Variant Detection

Introduction

Oxford Nanopore Technologies (ONT) sequencing has emerged as a powerful tool for genetic variant detection, thanks to its ability to generate long, continuous reads. Unlike short-read sequencing technologies, ONT facilitates the accurate identification of structural variants, such as insertions, deletions, and translocations, which are often challenging to detect with traditional sequencing methods. Furthermore, its capability for real-time data analysis makes it particularly valuable for both clinical applications such as rapid genetic disease diagnosis and fundamental research, including the study of somatic mutations and genomic evolution. Given the increasing adoption of ONT sequencing in genomics, developing robust bioinformatics pipelines for variant detection is essential to maximize its potential in both research and clinical settings.

Data upload and preparation

Input fastq folder and reference genome file(s)

You need to upload a FASTQ folder that contains all the samples, organized by barcode. The pipeline also supports the ability to process multiplexed data

Protocol

STEP 1 - Read classification

Purpose

A Python script has been implemented to classify sequencing reads from multiplexed experiments. Each read is aligned to reference sequences corresponding, for example, to specific genes. These reads are then grouped by gene based on their alignment identity.

The methodology relies on the combined use of Mappy and Pysam, two powerful and complementary Python libraries for bioinformatics. Mappy, an interface for the fast alignment tool Minimap2, enables efficient alignment of long reads — such as those produced by Oxford Nanopore Technologies — to a merged reference FASTA containing all genes of interest. The FASTQ files generated for each barcode are processed with Pysam, a library for reading and writing genomic data (FASTQ, SAM, BAM). Each read is compared to reference sequences, and if its identity score exceeds a predefined threshold (e.g., 60%), it is classified into a gene-specific subfolder, allowing targeted downstream analysis.
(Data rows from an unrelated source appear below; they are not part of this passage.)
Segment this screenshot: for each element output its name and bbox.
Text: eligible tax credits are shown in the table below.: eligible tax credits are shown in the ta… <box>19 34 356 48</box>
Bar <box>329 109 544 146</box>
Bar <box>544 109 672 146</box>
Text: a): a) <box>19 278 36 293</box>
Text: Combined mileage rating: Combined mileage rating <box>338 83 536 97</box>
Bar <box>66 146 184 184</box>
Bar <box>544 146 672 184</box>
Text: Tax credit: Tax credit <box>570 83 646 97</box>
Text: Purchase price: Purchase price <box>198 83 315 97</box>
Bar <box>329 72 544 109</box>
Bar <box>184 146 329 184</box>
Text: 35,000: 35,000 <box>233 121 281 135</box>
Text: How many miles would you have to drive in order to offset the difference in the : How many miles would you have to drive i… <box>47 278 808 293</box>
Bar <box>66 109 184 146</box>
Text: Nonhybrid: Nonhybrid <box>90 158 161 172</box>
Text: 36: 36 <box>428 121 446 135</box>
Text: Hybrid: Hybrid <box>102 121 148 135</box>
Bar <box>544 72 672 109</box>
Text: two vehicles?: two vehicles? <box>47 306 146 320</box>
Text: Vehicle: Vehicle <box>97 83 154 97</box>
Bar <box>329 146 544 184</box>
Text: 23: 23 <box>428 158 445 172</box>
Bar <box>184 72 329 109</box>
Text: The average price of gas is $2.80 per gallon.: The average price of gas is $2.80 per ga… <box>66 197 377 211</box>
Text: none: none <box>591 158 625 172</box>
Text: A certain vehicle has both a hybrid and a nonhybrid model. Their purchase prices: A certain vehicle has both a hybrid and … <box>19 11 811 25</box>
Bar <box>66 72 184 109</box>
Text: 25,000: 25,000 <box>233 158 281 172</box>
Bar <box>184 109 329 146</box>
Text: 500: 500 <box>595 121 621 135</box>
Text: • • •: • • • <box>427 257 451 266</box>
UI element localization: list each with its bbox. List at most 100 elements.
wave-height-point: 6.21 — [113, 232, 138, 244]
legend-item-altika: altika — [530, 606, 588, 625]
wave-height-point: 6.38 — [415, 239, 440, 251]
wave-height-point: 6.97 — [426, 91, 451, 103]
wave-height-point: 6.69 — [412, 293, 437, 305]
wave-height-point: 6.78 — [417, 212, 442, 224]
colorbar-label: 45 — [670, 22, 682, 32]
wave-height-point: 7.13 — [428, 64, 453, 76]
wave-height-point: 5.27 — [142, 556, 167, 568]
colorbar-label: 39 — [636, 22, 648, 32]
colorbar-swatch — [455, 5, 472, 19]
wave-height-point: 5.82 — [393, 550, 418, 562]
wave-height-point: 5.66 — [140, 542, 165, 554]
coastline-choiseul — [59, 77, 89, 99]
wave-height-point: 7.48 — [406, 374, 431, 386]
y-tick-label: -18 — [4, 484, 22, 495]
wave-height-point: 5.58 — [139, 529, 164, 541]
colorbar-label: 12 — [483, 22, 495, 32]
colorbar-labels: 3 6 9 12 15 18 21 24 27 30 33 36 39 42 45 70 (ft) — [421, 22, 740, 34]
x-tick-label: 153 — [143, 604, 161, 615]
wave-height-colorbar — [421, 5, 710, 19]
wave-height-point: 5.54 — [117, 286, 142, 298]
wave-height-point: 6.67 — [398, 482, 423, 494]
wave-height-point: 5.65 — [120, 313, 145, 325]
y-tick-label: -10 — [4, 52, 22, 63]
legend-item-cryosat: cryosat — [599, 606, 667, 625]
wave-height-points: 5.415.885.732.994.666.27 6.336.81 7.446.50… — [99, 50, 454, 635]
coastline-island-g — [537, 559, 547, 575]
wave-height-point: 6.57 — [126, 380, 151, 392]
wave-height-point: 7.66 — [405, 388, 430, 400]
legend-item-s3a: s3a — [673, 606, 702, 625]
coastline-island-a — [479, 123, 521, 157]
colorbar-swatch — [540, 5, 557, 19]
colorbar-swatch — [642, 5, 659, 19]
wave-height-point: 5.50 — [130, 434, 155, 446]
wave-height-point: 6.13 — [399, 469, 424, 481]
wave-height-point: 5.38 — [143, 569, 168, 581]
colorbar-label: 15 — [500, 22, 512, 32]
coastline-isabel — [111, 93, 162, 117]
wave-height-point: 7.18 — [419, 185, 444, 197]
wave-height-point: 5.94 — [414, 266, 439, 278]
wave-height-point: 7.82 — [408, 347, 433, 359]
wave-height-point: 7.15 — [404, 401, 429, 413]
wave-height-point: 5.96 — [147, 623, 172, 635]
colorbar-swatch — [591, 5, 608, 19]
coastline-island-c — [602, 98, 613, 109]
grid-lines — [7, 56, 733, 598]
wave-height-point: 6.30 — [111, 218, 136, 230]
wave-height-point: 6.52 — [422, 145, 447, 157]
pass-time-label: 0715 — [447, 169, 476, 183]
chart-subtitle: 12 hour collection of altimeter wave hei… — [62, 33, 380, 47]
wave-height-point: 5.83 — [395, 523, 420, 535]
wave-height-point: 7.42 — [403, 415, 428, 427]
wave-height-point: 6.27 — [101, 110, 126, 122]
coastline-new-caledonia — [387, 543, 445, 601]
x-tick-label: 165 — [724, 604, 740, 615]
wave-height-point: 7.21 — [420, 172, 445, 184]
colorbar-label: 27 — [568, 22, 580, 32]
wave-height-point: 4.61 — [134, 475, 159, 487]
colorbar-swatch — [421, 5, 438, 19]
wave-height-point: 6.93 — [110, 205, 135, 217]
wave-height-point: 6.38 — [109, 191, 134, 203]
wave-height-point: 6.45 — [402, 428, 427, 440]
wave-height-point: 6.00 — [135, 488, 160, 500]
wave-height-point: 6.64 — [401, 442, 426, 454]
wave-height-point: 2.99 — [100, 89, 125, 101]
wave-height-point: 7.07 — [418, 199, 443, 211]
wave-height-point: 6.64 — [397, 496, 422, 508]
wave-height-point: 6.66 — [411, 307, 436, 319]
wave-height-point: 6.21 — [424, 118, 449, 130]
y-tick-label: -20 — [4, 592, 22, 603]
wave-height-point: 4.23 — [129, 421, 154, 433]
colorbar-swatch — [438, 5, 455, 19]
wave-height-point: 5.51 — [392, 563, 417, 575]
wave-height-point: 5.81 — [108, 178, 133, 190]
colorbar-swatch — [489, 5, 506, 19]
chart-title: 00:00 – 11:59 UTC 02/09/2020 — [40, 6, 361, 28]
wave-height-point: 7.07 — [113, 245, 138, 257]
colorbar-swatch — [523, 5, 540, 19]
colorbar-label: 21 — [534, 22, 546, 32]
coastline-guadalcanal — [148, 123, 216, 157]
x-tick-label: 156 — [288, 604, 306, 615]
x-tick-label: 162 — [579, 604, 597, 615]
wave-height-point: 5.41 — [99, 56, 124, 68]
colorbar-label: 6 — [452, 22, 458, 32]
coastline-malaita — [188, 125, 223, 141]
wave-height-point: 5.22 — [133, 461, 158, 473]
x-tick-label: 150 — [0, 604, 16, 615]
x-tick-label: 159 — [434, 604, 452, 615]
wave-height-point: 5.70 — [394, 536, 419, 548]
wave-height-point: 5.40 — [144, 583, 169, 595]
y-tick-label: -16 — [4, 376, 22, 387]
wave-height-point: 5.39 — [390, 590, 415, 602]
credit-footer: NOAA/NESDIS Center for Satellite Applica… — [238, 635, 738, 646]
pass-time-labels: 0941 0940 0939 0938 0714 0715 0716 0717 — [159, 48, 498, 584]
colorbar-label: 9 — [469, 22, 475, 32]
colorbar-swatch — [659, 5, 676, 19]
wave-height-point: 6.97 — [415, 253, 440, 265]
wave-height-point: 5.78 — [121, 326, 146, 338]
This stage thus performs per-gene read classification by aligning each sequencing read to the appropriate reference, ensuring that only reads with sufficient identity are retained and correctly grouped.

Processing Workflow

1) Directory traversal (barcodes)

The script recursively processes each subdirectory (typically barcodeXX) under the input folder, handling all *.fastq.gz files.

2) Aligner initialization

A merged reference FASTA file is loaded via: aligner = mp.Aligner(merged_reference_fasta, preset="map-ont").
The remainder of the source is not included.